As before, we provide you with a Makefile for convenience. It contains the following targets:

  • make all – compile everything
  • make tokenize – compile the tokenizer demo
  • make tokenize-tests – run a few tests against the tokenizer
  • make shell – compile the shell
  • make shell-tests – run a few tests against the shell
  • make test – compile and run all the tests
  • make clean – perform a minimal clean-up of the source tree

Deliverables

Task 1

Implement tokenize.c. Implement the tokenize function in a separate .c file and also provide a header file so you can use it in Task 2.

Task 2

Implement the basic shell in shell.c.

For each task, include any .c and .h files your implementation depends on and commit everything to your repository. Do not include any executables, .o files, or other binary, temporary, or hidden files.

Finally, go to Gradescope and submit your repository (or a ZIP archive which can be downloaded from Github). This step is required – committing to Github is not enough. Make sure you include your partner in the submission.

Hints & Tips

  • The starter code repo contains an example of a tokenizer for a simple arithmetic language containing integers and the operations +, -, *, and /. Use this example to help you get started on the first task.

  • Use the function fgets or getline to get a line from stdin. Pay attention to the maximum number of characters you are able to read. Avoid gets.

  • Figure out how fgets/getline lets you know when the shell receives an end-of-file.
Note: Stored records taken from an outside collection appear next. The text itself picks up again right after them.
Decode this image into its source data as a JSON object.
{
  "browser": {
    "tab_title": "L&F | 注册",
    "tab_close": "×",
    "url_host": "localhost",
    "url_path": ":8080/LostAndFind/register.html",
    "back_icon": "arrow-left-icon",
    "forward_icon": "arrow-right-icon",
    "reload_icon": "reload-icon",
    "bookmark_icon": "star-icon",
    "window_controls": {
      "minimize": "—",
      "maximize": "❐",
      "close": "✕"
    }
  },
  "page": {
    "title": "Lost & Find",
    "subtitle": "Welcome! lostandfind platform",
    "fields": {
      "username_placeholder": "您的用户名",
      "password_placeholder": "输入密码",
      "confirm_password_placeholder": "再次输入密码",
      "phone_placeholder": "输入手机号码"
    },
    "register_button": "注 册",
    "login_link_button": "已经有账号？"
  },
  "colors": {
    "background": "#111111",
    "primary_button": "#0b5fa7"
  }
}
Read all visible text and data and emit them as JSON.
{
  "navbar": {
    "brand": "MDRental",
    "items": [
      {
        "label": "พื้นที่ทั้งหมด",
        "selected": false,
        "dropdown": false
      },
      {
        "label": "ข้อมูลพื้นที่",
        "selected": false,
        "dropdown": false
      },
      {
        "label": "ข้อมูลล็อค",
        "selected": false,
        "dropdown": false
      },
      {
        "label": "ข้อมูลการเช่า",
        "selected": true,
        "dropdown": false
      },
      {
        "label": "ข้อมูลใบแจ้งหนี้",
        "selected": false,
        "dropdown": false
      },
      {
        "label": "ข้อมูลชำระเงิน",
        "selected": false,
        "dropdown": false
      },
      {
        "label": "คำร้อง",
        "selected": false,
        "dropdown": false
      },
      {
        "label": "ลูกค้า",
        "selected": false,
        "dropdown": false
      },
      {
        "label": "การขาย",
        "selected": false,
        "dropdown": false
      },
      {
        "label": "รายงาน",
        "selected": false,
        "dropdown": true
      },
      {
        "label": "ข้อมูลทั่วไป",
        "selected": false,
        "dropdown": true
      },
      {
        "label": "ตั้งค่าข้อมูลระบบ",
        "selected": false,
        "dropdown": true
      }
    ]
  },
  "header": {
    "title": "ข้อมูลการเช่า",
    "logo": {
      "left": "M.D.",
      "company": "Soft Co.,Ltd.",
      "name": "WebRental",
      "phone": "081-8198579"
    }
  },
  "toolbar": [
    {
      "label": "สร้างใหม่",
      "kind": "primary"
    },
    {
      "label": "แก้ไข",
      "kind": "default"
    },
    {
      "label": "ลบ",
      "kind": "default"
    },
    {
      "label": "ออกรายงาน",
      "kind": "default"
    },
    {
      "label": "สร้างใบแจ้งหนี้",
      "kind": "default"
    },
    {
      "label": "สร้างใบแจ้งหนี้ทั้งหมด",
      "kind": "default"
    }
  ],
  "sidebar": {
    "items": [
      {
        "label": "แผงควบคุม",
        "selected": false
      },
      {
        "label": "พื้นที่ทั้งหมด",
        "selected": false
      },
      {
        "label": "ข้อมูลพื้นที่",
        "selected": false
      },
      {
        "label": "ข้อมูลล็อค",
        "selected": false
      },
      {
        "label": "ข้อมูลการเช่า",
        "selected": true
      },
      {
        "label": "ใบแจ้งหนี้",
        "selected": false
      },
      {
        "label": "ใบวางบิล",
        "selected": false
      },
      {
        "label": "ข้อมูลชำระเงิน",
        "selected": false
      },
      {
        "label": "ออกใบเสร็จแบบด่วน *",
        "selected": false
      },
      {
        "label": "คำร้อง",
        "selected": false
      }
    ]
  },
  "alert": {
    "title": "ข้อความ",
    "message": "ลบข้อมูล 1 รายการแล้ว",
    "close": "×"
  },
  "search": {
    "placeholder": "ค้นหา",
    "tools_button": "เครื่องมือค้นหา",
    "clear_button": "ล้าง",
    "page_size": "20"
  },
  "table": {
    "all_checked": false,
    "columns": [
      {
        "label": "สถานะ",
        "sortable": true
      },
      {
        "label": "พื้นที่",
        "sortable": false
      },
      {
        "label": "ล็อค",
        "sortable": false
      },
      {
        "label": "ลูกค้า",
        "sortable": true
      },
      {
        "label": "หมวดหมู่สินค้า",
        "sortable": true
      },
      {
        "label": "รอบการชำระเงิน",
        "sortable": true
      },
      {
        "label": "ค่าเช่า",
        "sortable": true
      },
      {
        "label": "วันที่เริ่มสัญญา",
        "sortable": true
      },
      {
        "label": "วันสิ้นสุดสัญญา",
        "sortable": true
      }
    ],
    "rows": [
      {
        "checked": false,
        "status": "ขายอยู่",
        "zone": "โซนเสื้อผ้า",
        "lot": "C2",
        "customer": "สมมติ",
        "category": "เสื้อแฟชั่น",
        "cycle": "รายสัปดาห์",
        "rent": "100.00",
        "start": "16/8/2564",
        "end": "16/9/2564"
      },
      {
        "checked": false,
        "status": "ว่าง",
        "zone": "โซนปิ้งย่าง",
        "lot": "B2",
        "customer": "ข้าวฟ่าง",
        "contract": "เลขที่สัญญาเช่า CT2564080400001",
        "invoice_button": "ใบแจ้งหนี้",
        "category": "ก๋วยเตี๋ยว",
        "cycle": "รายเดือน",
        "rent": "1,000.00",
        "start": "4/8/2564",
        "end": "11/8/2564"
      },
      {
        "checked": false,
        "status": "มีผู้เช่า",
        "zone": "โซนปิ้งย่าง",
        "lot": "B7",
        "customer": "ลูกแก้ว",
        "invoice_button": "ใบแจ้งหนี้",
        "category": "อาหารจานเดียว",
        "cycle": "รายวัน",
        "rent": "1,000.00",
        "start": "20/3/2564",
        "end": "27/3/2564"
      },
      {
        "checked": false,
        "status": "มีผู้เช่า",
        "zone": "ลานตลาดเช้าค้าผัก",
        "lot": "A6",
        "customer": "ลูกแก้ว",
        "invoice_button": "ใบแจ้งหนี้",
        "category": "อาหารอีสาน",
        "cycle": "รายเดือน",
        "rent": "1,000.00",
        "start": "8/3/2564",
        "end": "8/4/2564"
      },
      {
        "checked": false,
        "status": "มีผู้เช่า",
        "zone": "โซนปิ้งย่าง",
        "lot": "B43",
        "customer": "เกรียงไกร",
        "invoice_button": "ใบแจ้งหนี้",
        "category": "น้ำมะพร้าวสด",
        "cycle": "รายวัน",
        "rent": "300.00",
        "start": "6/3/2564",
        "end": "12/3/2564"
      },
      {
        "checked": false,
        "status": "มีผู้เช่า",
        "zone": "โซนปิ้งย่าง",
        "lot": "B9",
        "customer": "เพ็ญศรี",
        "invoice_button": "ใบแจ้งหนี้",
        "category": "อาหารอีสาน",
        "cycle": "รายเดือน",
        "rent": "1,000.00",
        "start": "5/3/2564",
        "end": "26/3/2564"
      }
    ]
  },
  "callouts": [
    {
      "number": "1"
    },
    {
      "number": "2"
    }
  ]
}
  • Use the provided unit tests as a minimum sanity check for your implementation. Especially before the autograder becomes available.

  • Write your own (unit) tests. Doing so will save you time in the long run, especially in conjunction with the debugger. In office hours, the instructors or the TAs may ask you to show how you tested code that fails.

  • Follow good coding practices. Make sure your function prototypes (signatures) are correct and alway provide purpose statements. Add comments where appropriate to document your thinking, although strive to write self-documenting code.

  • Split code into short functions. Avoid producing “spaghetti code”. A mutli-branch if-else if-else or a multi-case switch should be the only reason to go beyond 30-40 lines per function. Even so, the body of each branch/case should be at most 3-5 lines long.

  • Use valgrind with --leak-check=full to check you are managing memory properly.

  • A string vector implementation might be useful.

  • Avoid printing extra lines (empty or non-empty) beyond what is required above. This goes both for the tokenizer and the shell. Extra output will most likely confuse our tests and give false negatives.

Changelog

02/18/2022
  • Task 1: Explicitly state that the input size can be bounded.
  • Hints & Tips: Suggest getline in addition to fgets.